Face Facts: NY must ban facial recognition
By Tristan Burchett
Facial recognition surveillance technology is creeping into every corner of our lives, from shopping to traveling to simply walking down the street past ubiquitous security cameras. It’s the darling of surveillance companies, law enforcement, and airports. But far from the accurate infrared technology used to unlock your phone, facial recognition surveillance tech (FRT) uses low quality images to deliver troubling misidentification, deep bias, and real-world harm.
Few of us are untouched by facial recognition surveillance technology. By 2016, more than half of Americans were in a law enforcement facial recognition system. And the technology isn't just limited to the precinct. It's used by stores, venues, office buildings, and landlords. Now companies like Clearview AI have expanded that reach by sweeping up billions (yes, billions) of our images from the internet into massive FRT systems, ready for governments and private businesses to use—all without your consent.
Facial recognition firms sell a myth of tech on the verge of perfection -- in the lab. They boast about supposedly low rates of "failure" where no match is returned, using artificial tests with perfect images. But this ignores two critical issues: its incorrect matches, which harm real people, and abysmal real-world performance.
Let's consider misidentifications. Facial recognition proponents like to emphasize how often FRT points a finger at someone but ignore how often it's a false accusation. To lower the failure rate where FRT draws a blank, the algorithms generally have to become more forgiving of mismatches. This jacks up the rate of false identifications. Take Clearview AI, a major "top performing" FRT vendor used by thousands of law enforcement departments, as an example. Clearview can reduce the number of people it fails to provide a match for to 5%, but at the cost of falsely identifying a whopping 20% of people (when the correct match is not in the database). And this is in artificial tests with airport-type kiosk images. In the real world, this means one in five people would be wrongly flagged, investigated, or even detained. Consider that next time you wait in an airport line.

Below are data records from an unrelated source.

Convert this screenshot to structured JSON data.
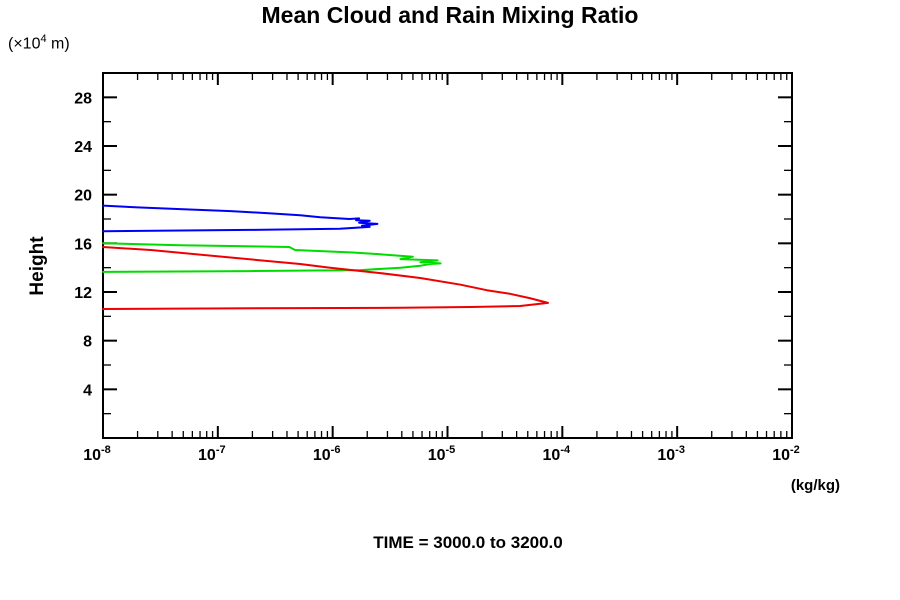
{
  "title": "Mean Cloud and Rain Mixing Ratio",
  "y_axis": {
    "unit_prefix": "(×10",
    "unit_exp": "4",
    "unit_suffix": " m)",
    "label": "Height"
  },
  "x_axis": {
    "tick_base": "10",
    "unit_label": "(kg/kg)"
  },
  "footer": "TIME = 3000.0 to 3200.0",
  "chart_data": {
    "type": "line",
    "title": "Mean Cloud and Rain Mixing Ratio",
    "xlabel": "(kg/kg)",
    "ylabel": "Height",
    "y_unit": "(x10^4 m)",
    "x_scale": "log10",
    "xlim": [
      1e-08,
      0.01
    ],
    "ylim": [
      0,
      30
    ],
    "x_tick_exponents": [
      -8,
      -7,
      -6,
      -5,
      -4,
      -3,
      -2
    ],
    "y_major_ticks": [
      4,
      8,
      12,
      16,
      20,
      24,
      28
    ],
    "y_minor_ticks": [
      2,
      6,
      10,
      14,
      18,
      22,
      26
    ],
    "grid": false,
    "legend": "none",
    "annotation": "TIME = 3000.0 to 3200.0",
    "colors": {
      "blue": "#0000f5",
      "green": "#00dc00",
      "red": "#ee0000"
    },
    "series": [
      {
        "name": "blue-profile",
        "color": "#0000f5",
        "points": [
          [
            1e-08,
            19.1
          ],
          [
            2e-08,
            18.95
          ],
          [
            5e-08,
            18.8
          ],
          [
            1.3e-07,
            18.65
          ],
          [
            3e-07,
            18.45
          ],
          [
            5.2e-07,
            18.3
          ],
          [
            7.8e-07,
            18.15
          ],
          [
            1.4e-06,
            18.0
          ],
          [
            1.7e-06,
            18.05
          ],
          [
            1.6e-06,
            17.9
          ],
          [
            2.1e-06,
            17.85
          ],
          [
            1.7e-06,
            17.7
          ],
          [
            2.45e-06,
            17.6
          ],
          [
            1.8e-06,
            17.45
          ],
          [
            2.1e-06,
            17.35
          ],
          [
            1.15e-06,
            17.2
          ],
          [
            1.9e-07,
            17.1
          ],
          [
            1e-08,
            17.0
          ]
        ]
      },
      {
        "name": "green-profile",
        "color": "#00dc00",
        "points": [
          [
            1e-08,
            16.0
          ],
          [
            4.7e-08,
            15.85
          ],
          [
            4.2e-07,
            15.7
          ],
          [
            4.7e-07,
            15.45
          ],
          [
            1.5e-06,
            15.25
          ],
          [
            2.6e-06,
            15.1
          ],
          [
            5e-06,
            14.9
          ],
          [
            3.9e-06,
            14.7
          ],
          [
            8.2e-06,
            14.6
          ],
          [
            5.8e-06,
            14.45
          ],
          [
            8.7e-06,
            14.35
          ],
          [
            7e-06,
            14.3
          ],
          [
            5.8e-06,
            14.15
          ],
          [
            3.9e-06,
            14.0
          ],
          [
            1.75e-06,
            13.8
          ],
          [
            1.9e-07,
            13.72
          ],
          [
            1e-08,
            13.65
          ]
        ]
      },
      {
        "name": "red-profile",
        "color": "#ee0000",
        "points": [
          [
            1e-08,
            15.7
          ],
          [
            2.6e-08,
            15.45
          ],
          [
            1.4e-07,
            14.8
          ],
          [
            5.2e-07,
            14.3
          ],
          [
            9.5e-07,
            14.0
          ],
          [
            2.6e-06,
            13.55
          ],
          [
            5.8e-06,
            13.15
          ],
          [
            1.3e-05,
            12.6
          ],
          [
            2.2e-05,
            12.15
          ],
          [
            3.5e-05,
            11.85
          ],
          [
            5.2e-05,
            11.5
          ],
          [
            7.5e-05,
            11.1
          ],
          [
            4.3e-05,
            10.85
          ],
          [
            1.6e-05,
            10.77
          ],
          [
            3.9e-06,
            10.7
          ],
          [
            5.2e-07,
            10.68
          ],
          [
            1e-08,
            10.6
          ]
        ]
      }
    ]
  }
}
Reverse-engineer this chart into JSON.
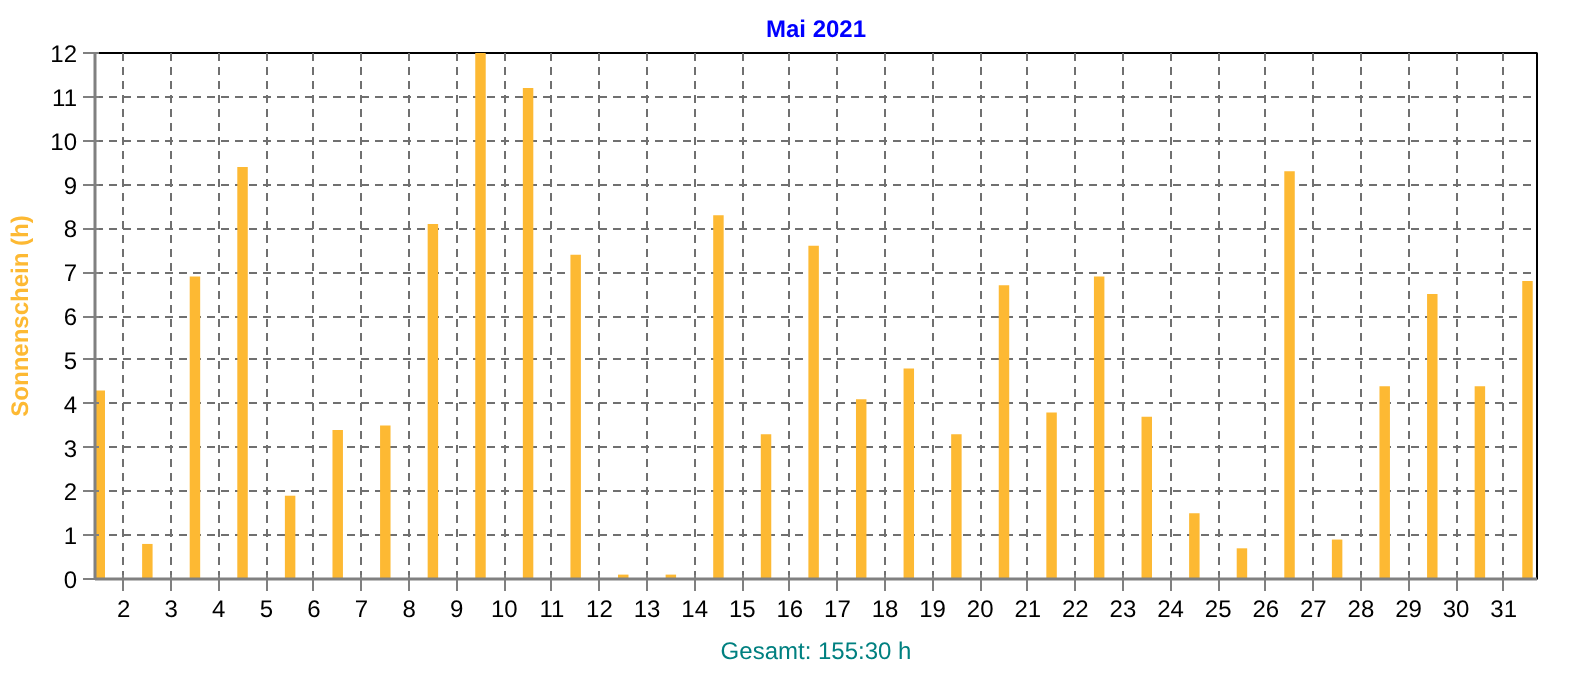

Furthermore, law enforcement and others often use this shaky technology without limiting false identification levels. Then FRT algorithms often spit out innocent, incorrectly identified people just to identify someone -- anyone -- as guilty. If the database lacks the true match, every returned match is an innocent person thrown into the spotlight of damaging investigation. This shatters the myth that everyday people don't need to worry about FRT.
But here's the unspoken issue: FRT's terrible real-world accuracy. The failure rates that FRT vendors tout are from ideal images under controlled conditions. But the real world doesn't work like that. It has weird angles, bad lighting, and unexpected obstructions that reduce accuracy. Vaunted “accuracy” plummets 50-100 fold with high-quality sideview images simply used instead of front-facing photos in artificial tests. Major "high-performing" algorithms from Paravision, ClearView AI, Thales (Cogent), and RealNetworks (SAFR) fail to match people in a database 14-50% of the time with these ideal sideview photos. In the real world, Paravision-based ID.me used by twenty-seven states’ unemployment systems fails 10-30% of the time, locking out those in need from essential services.
And when it comes to false identification in the real world, things are even more perilous. In fact, in 2020, Detroit's police chief admitted their facial recognition technology misidentifies people a staggering 96% of the time. The technology's so-called accuracy is a statistical house of cards.
What’s worse, these failures aren’t spread evenly. Women are misidentified two to three times more often than men by the "top performing" systems mentioned. Asian people are wrongly identified three to nine times more often than white people by them. Black people fare even worse, being misidentified 7 to 18 times more often. For Native Americans, FRT disparities skyrocket to two to four times Black people's already staggering levels. Facing compound disparities, older Black women's false identifications soar to 65-500 times those of young white men. In the real world, FRT police use across 1136 cities has led to greater racial disparities in arrests. These aren't just statistics. They are people's lives disrupted and rights trampled by wrongful arrests, job denials, and worse.
In the real world, where surveillance images are imperfect and lives are on the line, it's time to place controls on facial recognition surveillance technology. 21 cities and several states already have taken action to ban FRT government or police use.
New York stands at a pivotal moment to join in curbing unethical, dangerous FRT. Proposed laws in New York state and city would stop landlords from using biometric surveillance to invade the privacy of our homes. Additional bills would protect us from facial surveillance in stores and other public venues, like the disastrous Rite Aid FRT roll-out that led to thousands of wrongful investigations, including the search of an innocent 11-year-old girl. Most powerfully, a proposed state ban on police use would curb biased FRT from damaging people's lives.
Technology should enhance our lives, not diminish our safety and freedoms. Our surveillance future isn’t written yet. Now is the time to hit the stop button on facial recognition surveillance technology.
Burchett is a member of S.T.O.P.’s Junior Board.